Monetary stimulus would be a boon in general. For the greenback, however, it is a burden.

Therefore, a shift away from balance sheet expansion by the Fed would be an encouraging factor for the US dollar. Yet, the Fed isn’t the only central bank acting to stabilise the system. The ECB, Bank of Japan and the People’s Bank of China have all boosted risk trends through their own efforts. Market participants would also look out for any stimulus from either of these banks.

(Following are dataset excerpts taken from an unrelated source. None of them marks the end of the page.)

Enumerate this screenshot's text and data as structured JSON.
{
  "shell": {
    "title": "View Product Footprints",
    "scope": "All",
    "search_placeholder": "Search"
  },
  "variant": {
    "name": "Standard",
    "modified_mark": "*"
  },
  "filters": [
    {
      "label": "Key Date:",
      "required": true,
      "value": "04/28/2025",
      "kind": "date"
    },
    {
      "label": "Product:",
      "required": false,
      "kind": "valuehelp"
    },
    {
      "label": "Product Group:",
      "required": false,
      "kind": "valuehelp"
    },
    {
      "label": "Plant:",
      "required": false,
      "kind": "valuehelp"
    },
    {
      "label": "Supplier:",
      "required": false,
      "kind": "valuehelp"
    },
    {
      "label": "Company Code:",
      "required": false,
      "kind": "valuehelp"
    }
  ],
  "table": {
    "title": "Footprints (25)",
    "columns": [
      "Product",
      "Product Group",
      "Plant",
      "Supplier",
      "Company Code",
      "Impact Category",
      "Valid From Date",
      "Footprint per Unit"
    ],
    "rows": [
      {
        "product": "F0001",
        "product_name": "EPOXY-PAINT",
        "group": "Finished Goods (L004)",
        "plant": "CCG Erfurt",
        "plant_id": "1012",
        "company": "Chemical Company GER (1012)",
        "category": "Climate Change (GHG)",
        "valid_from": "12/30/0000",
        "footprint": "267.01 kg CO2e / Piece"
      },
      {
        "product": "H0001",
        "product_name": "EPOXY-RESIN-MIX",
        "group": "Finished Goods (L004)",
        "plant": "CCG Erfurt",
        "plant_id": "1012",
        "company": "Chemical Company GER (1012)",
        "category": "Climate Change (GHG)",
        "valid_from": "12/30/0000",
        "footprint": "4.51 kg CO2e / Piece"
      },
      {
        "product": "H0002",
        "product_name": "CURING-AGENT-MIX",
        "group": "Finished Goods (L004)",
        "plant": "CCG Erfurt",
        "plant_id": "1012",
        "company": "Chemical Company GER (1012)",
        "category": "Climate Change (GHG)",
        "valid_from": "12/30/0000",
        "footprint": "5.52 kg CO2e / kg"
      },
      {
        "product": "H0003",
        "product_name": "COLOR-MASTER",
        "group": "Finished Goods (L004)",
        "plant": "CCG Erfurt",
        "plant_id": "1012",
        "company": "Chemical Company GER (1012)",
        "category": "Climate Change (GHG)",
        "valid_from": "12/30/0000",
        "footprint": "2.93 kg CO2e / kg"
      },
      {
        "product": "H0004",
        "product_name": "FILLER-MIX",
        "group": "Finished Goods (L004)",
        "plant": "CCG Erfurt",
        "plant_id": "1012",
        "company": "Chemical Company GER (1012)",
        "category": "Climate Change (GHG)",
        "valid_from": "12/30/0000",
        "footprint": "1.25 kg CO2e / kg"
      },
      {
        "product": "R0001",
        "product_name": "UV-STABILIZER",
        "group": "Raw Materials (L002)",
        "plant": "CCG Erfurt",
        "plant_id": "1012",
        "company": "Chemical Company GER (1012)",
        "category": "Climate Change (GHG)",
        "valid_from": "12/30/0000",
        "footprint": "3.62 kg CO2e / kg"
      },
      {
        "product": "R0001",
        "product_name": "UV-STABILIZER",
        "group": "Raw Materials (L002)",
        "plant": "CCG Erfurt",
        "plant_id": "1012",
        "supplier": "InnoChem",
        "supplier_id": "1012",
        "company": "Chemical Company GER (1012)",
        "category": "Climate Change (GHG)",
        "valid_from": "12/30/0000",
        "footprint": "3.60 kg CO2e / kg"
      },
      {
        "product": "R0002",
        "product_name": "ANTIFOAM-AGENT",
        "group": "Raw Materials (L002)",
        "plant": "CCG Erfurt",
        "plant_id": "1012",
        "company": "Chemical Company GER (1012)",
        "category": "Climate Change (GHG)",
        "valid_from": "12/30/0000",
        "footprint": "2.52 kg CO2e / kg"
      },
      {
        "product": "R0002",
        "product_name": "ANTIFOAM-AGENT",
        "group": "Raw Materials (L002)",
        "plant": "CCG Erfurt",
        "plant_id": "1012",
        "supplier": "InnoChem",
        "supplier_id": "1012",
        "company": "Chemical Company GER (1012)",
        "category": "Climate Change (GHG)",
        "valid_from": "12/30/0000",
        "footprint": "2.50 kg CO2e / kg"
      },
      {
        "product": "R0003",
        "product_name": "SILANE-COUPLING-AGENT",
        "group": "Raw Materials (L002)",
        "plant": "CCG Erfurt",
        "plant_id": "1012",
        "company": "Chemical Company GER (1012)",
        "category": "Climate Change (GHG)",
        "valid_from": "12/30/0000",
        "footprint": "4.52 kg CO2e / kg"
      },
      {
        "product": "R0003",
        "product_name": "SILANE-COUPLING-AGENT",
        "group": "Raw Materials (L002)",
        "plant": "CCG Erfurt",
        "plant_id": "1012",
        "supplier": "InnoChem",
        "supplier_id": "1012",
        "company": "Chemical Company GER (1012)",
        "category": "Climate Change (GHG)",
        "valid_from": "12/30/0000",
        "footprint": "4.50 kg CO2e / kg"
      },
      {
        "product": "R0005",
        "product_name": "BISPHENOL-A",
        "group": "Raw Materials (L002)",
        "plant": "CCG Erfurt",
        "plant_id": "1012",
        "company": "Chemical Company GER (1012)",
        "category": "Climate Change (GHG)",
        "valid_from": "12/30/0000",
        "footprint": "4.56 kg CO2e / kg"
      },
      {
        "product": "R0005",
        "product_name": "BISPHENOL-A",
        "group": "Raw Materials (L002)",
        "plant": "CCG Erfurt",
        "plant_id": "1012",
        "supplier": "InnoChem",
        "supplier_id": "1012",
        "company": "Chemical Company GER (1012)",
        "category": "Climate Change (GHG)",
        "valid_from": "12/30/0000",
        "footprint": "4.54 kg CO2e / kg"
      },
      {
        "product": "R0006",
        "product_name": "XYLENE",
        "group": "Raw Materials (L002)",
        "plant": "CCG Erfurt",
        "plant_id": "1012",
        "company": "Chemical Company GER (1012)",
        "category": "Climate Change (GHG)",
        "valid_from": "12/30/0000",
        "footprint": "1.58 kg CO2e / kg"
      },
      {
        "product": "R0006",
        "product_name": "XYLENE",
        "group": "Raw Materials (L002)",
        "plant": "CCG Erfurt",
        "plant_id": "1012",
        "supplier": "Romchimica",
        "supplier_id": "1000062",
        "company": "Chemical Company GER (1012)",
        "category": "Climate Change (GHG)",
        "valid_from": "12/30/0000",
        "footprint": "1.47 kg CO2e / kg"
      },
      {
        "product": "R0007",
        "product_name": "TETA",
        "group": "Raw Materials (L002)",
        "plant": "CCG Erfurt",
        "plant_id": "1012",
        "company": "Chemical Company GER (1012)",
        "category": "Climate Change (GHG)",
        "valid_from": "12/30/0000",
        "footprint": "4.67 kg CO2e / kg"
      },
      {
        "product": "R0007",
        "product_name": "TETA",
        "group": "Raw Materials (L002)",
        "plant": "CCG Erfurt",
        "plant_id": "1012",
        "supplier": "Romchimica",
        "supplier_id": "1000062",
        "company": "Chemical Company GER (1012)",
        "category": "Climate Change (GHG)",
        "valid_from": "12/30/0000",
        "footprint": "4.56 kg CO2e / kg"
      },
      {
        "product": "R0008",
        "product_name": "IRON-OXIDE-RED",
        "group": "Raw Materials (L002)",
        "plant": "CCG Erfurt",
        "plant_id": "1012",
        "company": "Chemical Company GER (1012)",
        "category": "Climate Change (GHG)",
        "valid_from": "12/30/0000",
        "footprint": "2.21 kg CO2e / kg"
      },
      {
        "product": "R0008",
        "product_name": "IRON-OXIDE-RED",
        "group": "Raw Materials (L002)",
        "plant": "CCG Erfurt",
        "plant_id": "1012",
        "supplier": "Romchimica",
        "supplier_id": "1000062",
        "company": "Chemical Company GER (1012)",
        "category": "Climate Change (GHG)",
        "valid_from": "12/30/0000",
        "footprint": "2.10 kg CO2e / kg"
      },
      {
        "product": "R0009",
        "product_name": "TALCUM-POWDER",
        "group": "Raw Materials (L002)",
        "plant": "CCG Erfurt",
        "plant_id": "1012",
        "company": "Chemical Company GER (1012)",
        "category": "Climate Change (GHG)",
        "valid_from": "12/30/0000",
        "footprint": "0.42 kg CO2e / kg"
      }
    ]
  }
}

In India, the market would closely follow the RBI annual monetary policy tomorrow. The RBI is widely expected to deliver its first rate cut on the back a weakening growth momentum and softening headline inflation. Of particular interest would be the RBI’s guidance on growth and inflation over the fiscal year ending March 2013 and the cues about the magnitude of rate cuts during the fiscal.

Higher oil prices combined with suppressed inflationary pressures have prompted market participants to reduce their expectations of the total extent of rate cuts. Any signal from the RBI that it can be more dovish than what the market is expecting, would provide a boost to the equities and as a result to the rupee.

Other than that, the rupee will follow the cues from the greenback’s global movements and the oil prices. Over the week, the rupee-dollar pair could trade in the range of 51.00-51.75 with some weakening bias.

The writer is a senior economist at the Royal Bank of Scotland N.V. Views expressed here are personal.